Царская кухня, вельможный пирог, «графских развалин» блаженные сливки – первое, что я припомнить бы мог для свежесрезанной к тексту прививки, для прорастанья в просветах меж строк вербных – над Пасхой, над Летою веток... Губы забыли сонетов венок, что завещал мне лирический предок. И лишь язык помнит эпоса смак, вкус совершенства – варенья из вишни, временем скудным подаренный знак, что на житейском пиру я не лишний.
Бабка моя, яркоглаза, черна, – то ли турчанка, то ль дочь Ханаана, – из Гуляйполя, землячкой Махна, родом была, величаема Анна. Некая тайна упрямилась в ней, не пожалев ей, оливковолицей, нрава взрывного и властных кровей – в память о матери-самоубийце... Оба мы с нею – не шёлк, лишь в конце века её навсегда подружили. Был городок на Кремнёвом Торце, ставил дворы на серебряной жиле...

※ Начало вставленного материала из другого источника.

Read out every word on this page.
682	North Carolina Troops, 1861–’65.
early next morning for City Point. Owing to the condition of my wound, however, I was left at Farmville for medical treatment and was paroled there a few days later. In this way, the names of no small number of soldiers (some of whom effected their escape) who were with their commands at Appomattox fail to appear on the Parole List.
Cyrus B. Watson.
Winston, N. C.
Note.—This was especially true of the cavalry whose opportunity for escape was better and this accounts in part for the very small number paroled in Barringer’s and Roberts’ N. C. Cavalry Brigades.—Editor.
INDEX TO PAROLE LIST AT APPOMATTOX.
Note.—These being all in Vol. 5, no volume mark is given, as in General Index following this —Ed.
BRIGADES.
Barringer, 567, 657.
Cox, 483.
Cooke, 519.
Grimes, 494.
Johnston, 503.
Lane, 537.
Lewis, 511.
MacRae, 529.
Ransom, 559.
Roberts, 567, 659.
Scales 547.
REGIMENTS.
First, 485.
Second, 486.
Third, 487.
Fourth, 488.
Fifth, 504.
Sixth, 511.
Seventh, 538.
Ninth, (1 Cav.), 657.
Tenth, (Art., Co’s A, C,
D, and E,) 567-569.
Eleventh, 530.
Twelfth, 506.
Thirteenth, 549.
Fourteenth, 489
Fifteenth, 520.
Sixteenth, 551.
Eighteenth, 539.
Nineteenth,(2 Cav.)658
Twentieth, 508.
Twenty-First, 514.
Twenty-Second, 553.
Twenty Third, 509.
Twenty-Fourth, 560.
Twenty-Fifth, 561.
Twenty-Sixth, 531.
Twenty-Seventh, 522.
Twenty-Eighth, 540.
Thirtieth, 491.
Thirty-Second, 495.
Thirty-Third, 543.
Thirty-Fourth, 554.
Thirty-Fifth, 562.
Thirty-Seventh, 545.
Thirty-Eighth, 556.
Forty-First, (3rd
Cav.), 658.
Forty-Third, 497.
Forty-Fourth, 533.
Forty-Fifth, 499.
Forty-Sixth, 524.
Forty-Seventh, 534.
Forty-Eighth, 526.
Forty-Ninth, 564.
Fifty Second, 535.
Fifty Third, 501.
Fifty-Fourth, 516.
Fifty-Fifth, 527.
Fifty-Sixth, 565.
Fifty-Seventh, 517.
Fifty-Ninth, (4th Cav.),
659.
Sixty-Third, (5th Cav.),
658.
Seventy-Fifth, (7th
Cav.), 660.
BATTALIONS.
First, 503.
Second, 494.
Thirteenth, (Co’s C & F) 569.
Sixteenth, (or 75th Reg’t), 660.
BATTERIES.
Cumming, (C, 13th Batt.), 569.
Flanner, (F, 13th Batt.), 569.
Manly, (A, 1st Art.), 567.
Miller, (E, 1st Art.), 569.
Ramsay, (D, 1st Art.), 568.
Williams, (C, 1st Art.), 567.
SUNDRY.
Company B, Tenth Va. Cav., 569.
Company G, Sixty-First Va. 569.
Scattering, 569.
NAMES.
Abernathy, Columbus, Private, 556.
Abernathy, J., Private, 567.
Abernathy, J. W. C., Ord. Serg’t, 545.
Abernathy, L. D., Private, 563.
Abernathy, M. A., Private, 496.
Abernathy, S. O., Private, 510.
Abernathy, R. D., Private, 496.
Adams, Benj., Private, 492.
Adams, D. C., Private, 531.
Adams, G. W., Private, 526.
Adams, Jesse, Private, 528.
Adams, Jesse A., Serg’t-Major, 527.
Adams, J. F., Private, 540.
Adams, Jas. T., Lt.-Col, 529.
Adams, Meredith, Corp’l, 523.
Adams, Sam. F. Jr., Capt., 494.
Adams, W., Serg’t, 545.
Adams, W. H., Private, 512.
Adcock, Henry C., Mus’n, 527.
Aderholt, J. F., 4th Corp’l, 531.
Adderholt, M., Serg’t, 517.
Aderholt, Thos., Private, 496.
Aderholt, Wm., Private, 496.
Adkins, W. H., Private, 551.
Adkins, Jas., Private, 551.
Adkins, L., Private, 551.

Город большой не хотел ни меня, ни зарифмованных мною подарков. – Сепсис, погибель гнилого огня к двадцатилетью накаркал мне Харьков. Чудом Отца я сквозь жар упросил, в койку мизинцем вцепившись в больнице. Отче, и ныне всей зыбкостью сил в твёрдой Твоей отражаюсь зенице. Там, на краю, сквозь Антонов тот чад, некая лёгкость являлась мне странно: из всей семьи, изо всех её чад, слёз не жалела лишь Тёмная Анна. Кто ещё плакал когда обо мне – раньше, потом? Не смогу, не припомню.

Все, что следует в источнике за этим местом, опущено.